Lacking systems integrators, Japanese vision-equipment makers rely on a rapid stream of innovative new products.

by Andy Wilson

Last month, it was time for my trusty Toyota Corolla CE to have its 40,000-mile service. After being "reminded" by the dealer that this important task was way past due, I decided to drive the automobile to the local shop where I purchased the car.

While waiting, I became impatient and decided to explore the showroom to see what nifty new models the Toyota Motor Corporation had managed to craft in the three years since my last purchase. I wasn't disappointed. Over in one corner was a mid-size 2004 Prius with Hybrid Synergy Drive that offered all the power of a conventional vehicle, an Advanced Technology Partial Zero Emission Vehicle rating, and an unheard-of estimated 55 combined-miles-per-gallon rating. At least that is what the sales-man said!

Most impressive was all the technology in the vehicle—Bluetooth wireless technology, autodimming mirrors, six-disk CD autochanger, GPS navigation, and, the most important feature, a removable ashtray. Well done, Toyota! How different this car was from the one I purchased. This company obviously listens to its customers and develops products based on their feedback.

OEM innovations

While driving back to the office, I began to wonder about the innovations being delivered by suppliers of OEM machine-vision equipment. I recalled a recent meeting with Kenji Yoshida, general manager of Aromat (New Providence, NJ, USA;, a division of the giant Matsushita Electric Works of Osaka, Japan. "The difference between the Japanese and US markets," Yoshida confided in me, "is that there are more systems integrators in the US." The upshot of this, he reasoned, is that vendors of lighting equipment, frame grabbers, software, and other imaging peripherals do not need to continually innovate new products on a six-month basis.

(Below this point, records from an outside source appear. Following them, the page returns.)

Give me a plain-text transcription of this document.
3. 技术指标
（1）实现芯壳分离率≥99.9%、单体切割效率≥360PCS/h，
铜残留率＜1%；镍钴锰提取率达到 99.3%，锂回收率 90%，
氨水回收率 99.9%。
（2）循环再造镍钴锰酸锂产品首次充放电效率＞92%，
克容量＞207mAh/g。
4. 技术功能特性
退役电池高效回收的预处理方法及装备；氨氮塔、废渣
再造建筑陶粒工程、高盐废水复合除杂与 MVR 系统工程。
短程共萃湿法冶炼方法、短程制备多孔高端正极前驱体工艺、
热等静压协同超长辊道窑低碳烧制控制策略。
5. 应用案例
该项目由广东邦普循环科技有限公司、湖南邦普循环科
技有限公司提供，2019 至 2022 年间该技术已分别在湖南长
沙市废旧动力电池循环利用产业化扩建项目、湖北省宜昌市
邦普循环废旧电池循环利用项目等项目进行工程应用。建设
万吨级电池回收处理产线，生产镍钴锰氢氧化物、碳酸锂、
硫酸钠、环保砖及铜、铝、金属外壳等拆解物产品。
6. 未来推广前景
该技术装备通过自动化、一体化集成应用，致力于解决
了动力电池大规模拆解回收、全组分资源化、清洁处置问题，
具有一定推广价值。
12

Using off-the-shelf peripherals, he thought, systems integrators can tailor individual products to meet specific systems requirements.

Thus, although a need exists for such companies to innovate, the pace of innovation need not be as fast. Rather, such companies can introduce products over a one-to-two-year period. There has been no need to rapidly develop products with extra bells and whistles while driving costs continually lower. In Japan, Yoshida confessed, the lack of systems-integration expertise forces manufacturers to innovate more rapidly, developing products that can be used by "end users" or those unfamiliar with edge detection, color, or geometric pattern-matching.

It was a very interesting conversation. Especially as the company has recently introduced a range of very-low-cost machine-vision sensors that already have been incorporated into several systems from large machinery manufacturers (see p. 15).

Differing philosophies

I am a proponent of open systems, but it must be pointed out that such sensors have their limitations. However, as Yoshida knows, for many applications, they can be successfully integrated into industrial automation equipment.

As our story indicates, should a large-volume OEM require specific functionality to be added, Japanese companies such as Aromat are only too willing to fulfill their wishes. In the next models, expect these features to be incorporated as standard features.

While US vendors ponder whether smart cameras will replace frame grabber/PC combinations, the real argument may be which manufacturing philosophy will survive. The OEM/systems-integration model will always prove useful to builders of specialized, sophisticated imaging systems, but, in the future, a large majority may be better served by approaching large-volume machine-vision vendors to provide cost-effective end-user solutions.